Nonethless, according to the publicly available timeline, the vote in the Council is scheduled for 10 December 2025, while the European Parliament will hold a plenary session to vote on the agreement on 16 December 2025.

If approved, the amended directives will be published in the Official Journal of the European Union and then transposed into national laws by member states.

Following transposition, companies meeting the new thresholds will have to comply with the provisions: for CSDDD, compliance will need to be in place by July 2029.

The provisional agreement also includes a “review clause”, meaning that the scope of CSRD and CSDDD could be examined in the future, potentially expanded again if deemed necessary.

Implications for businesses, stakeholders and EU climate ambitions

For many companies in the EU, especially mid-sized firms, the simplification will likely come as a relief.

The removal of rigorous reporting obligations and due diligence requirements reduces compliance costs, administrative burdens and the risk of fines. It may also ease operations in complex supply-chain environments, where previously mandated due diligence could be onerous.

However, for stakeholders interested in strong environmental, social, and governance (ESG) standards, human rights, and climate accountability, the new agreement signals a retreat from the ambitious regulatory framework initially envisioned.

With fewer firms under binding obligations and less stringent requirements for those covered, the capacity of the EU to enforce uniform sustainability standards across supply chains may be weakened.

Moreover, the elimination of mandatory climate transition plans undermines the regulatory impetus for companies to align their business models with the goals of the Paris Agreement.

Although voluntary standards remain possible, without mandatory obligations many companies may deprioritize such commitments, especially in sectors where cost and competitiveness drive decisions.

At the same time, the review clause offers a potential path to re-expansion, meaning the simplification need not be permanent. Should pressure from civil society, investors, or climate-related crises increase, the European institutions may revisit and tighten the rules again.

Finally, the new timeline provides breathing room for companies and member states alike: firms have more time to adjust, and governments can plan phased transposition.
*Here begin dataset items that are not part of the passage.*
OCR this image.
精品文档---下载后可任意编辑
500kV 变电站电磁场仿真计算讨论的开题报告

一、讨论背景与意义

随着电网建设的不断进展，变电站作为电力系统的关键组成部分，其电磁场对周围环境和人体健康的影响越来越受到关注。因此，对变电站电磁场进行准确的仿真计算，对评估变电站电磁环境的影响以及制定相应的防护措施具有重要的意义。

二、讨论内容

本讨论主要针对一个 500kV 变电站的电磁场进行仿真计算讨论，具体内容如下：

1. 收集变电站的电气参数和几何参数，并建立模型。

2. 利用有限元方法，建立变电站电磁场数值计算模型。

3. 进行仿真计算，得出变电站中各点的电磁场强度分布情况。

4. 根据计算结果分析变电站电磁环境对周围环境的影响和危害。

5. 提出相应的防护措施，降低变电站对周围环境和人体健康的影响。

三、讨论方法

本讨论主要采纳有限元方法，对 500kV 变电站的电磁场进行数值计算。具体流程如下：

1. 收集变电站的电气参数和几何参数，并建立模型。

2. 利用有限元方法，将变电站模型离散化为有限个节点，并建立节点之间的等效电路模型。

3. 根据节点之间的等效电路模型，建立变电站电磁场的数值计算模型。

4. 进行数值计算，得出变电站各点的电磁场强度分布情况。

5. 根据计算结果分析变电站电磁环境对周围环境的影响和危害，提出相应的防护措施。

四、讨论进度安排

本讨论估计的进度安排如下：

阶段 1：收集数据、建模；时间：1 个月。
But that delay also means that accountability under CSDDD will remain limited until at least 2029 for many companies.

An evolving regulation

The provisional agreement on the first “Omnibus” package marks a critical turning point in the EU’s sustainability regulatory framework.

In raising thresholds for mandatory reporting and narrowing due diligence obligations, the deal reflects a pragmatic recalibration aimed at prioritizing competitiveness, administrative simplicity, and regulatory predictability.

However, this pragmatism comes at a cost: the scope of legally binding sustainability obligations is significantly narrowed and delayed; key elements such as climate transition plans are removed; and the reach of the law is limited to a relatively small group of very large firms. For an initiative that originally sought to embed sustainability and human rights into the fabric of EU corporate governance, the agreement may represent a substantial step back.

Whether the simplification will ultimately lead to more efficient sustainability practices or to diluted environmental and social accountability depends on what happens next: the formal votes, the subsequent transposition by Member States, and whether the promised “review clause” will be used to reinstate more ambitious standards.

In any case, companies, investors, civil society and policymakers will be watching closely until 2029 to see whether this regulation makes the EU greener and more competitive, or simply less rigorous.


As for the next steps, the provisional agreement must now be approved by the Council and the EU Parliament before being formally adopted by the two institutions.

At present, the Council vote is scheduled for December 10, while the Parliament vote in plenary session is scheduled for December.